Today, per the 2016 census, Rankin Inlet is home to nearly 3,000 people, primarily of Inuit descent, and while Rankin Inlet lost to Iqaluit in 1995 to become the territorial capital of the future Nunavut, it is now a strong cultural site for artists and artisans, that also houses the only Inuit fine-arts ceramics production facility in the world.
To add to the growing prospects of this weathered settlement, Agnico Eagle Mines Ltd., has settled near the historic mining town, and with the projected numbers from a 2017 resource estimate, its Meliadine mine is expected to produce gold until at least 2034, and that is more than twice as long as Rankin Nickel survived.
At the end of 2017, Meliadine hosted 16 million metric tons of proven and probable mineral reserves averaging 7.12 g/t (3.7 million oz) gold; 25.3 million metric tons of indicated resources averaging 3.77 g/t (3.1 million oz) gold; and 13.8 million metric tons of inferred resources averaging 6.04 g/t (2.7 million oz) gold.
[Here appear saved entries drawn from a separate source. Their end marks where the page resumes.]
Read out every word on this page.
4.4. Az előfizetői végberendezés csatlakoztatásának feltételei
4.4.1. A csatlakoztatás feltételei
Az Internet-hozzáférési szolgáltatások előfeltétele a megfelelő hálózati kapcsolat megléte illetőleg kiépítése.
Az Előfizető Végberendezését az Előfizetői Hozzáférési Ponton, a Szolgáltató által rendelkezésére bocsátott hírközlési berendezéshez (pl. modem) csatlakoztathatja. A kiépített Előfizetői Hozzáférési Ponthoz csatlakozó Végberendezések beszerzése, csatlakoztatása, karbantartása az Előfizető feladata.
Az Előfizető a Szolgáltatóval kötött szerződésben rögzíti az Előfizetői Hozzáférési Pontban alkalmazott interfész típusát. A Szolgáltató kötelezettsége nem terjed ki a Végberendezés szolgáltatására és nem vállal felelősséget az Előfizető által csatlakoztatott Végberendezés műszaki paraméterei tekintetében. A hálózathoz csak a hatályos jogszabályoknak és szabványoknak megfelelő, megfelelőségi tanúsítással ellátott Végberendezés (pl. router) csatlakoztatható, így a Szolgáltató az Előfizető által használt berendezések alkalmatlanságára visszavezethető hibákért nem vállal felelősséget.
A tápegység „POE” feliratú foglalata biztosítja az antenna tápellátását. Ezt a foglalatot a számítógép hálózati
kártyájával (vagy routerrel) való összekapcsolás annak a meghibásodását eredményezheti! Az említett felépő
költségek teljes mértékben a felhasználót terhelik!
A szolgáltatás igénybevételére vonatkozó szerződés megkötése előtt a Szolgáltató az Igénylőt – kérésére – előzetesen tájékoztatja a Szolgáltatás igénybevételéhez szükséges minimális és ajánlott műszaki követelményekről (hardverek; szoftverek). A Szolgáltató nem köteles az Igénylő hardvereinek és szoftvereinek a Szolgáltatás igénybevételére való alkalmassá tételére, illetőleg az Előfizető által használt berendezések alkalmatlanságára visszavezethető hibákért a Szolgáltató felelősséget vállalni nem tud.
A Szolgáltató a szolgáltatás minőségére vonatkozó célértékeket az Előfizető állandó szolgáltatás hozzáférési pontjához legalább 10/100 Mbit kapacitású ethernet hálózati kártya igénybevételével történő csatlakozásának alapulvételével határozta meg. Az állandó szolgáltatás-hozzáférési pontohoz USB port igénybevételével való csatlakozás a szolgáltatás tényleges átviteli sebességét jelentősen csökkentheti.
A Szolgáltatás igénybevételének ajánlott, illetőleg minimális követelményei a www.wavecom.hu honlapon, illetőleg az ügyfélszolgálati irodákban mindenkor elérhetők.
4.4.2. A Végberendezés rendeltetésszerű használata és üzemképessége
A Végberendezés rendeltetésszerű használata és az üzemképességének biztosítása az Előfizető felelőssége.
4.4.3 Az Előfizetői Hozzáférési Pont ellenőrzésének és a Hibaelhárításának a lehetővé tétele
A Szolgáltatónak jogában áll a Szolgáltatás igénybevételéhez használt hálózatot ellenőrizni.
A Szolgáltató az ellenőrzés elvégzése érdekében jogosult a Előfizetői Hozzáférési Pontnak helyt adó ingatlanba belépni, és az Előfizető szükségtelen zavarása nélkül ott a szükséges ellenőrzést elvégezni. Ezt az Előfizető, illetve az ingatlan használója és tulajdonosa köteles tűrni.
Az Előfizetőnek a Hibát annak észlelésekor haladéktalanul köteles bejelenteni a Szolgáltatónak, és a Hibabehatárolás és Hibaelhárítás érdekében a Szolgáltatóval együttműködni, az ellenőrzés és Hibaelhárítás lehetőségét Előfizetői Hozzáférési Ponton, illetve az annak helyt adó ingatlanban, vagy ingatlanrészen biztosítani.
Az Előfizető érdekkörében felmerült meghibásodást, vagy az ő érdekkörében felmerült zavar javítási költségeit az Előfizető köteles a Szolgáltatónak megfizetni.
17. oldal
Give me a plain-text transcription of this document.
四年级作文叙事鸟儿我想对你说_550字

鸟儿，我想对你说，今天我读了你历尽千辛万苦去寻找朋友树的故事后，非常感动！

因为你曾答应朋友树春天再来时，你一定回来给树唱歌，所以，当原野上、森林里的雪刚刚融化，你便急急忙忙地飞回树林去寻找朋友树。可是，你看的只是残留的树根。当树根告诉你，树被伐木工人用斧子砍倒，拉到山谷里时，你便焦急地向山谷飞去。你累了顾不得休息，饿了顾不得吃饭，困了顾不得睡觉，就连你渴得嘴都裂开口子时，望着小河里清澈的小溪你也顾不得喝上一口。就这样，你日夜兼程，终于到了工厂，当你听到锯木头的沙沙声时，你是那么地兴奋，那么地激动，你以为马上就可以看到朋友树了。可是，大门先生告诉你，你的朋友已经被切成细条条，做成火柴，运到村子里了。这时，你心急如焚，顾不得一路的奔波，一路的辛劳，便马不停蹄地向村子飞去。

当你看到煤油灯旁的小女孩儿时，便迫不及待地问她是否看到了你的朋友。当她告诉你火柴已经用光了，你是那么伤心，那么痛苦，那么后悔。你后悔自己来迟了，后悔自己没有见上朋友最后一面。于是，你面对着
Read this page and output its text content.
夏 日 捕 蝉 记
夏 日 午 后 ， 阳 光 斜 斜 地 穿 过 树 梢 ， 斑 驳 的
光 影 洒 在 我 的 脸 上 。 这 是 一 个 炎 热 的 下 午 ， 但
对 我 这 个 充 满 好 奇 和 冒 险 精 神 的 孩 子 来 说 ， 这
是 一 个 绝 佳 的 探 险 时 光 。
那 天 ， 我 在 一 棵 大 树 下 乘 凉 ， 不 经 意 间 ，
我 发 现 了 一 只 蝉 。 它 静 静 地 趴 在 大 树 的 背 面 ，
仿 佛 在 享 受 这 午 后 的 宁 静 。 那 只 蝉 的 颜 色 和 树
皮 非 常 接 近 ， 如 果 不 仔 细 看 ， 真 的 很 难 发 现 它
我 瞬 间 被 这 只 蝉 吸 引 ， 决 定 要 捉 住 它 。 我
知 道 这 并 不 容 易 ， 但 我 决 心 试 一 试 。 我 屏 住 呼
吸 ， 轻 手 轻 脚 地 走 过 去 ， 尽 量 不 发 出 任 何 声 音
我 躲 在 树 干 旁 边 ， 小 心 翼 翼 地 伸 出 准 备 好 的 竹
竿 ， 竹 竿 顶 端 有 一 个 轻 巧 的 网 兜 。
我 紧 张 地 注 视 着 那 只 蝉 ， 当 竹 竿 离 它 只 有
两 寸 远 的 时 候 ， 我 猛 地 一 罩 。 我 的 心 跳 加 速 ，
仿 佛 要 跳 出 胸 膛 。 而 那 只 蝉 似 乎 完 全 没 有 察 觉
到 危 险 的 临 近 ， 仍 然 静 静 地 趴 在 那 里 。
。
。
As part of the town's history with mining, during the heights of the COVID-19 pandemic, Agnico spent more than US$18 million supporting roughly 450 Nunavut employees, who received 75% of their salaries during their hiatus.
Seen too many times to count, with an influx of work, a stable wage brought by significant resource development, and the prospect of expansion with the company's additional Amaruq mine, while Rankin Inlet never saw a boom, as the mine has recently kicked off, its not too early to say it could experience one now.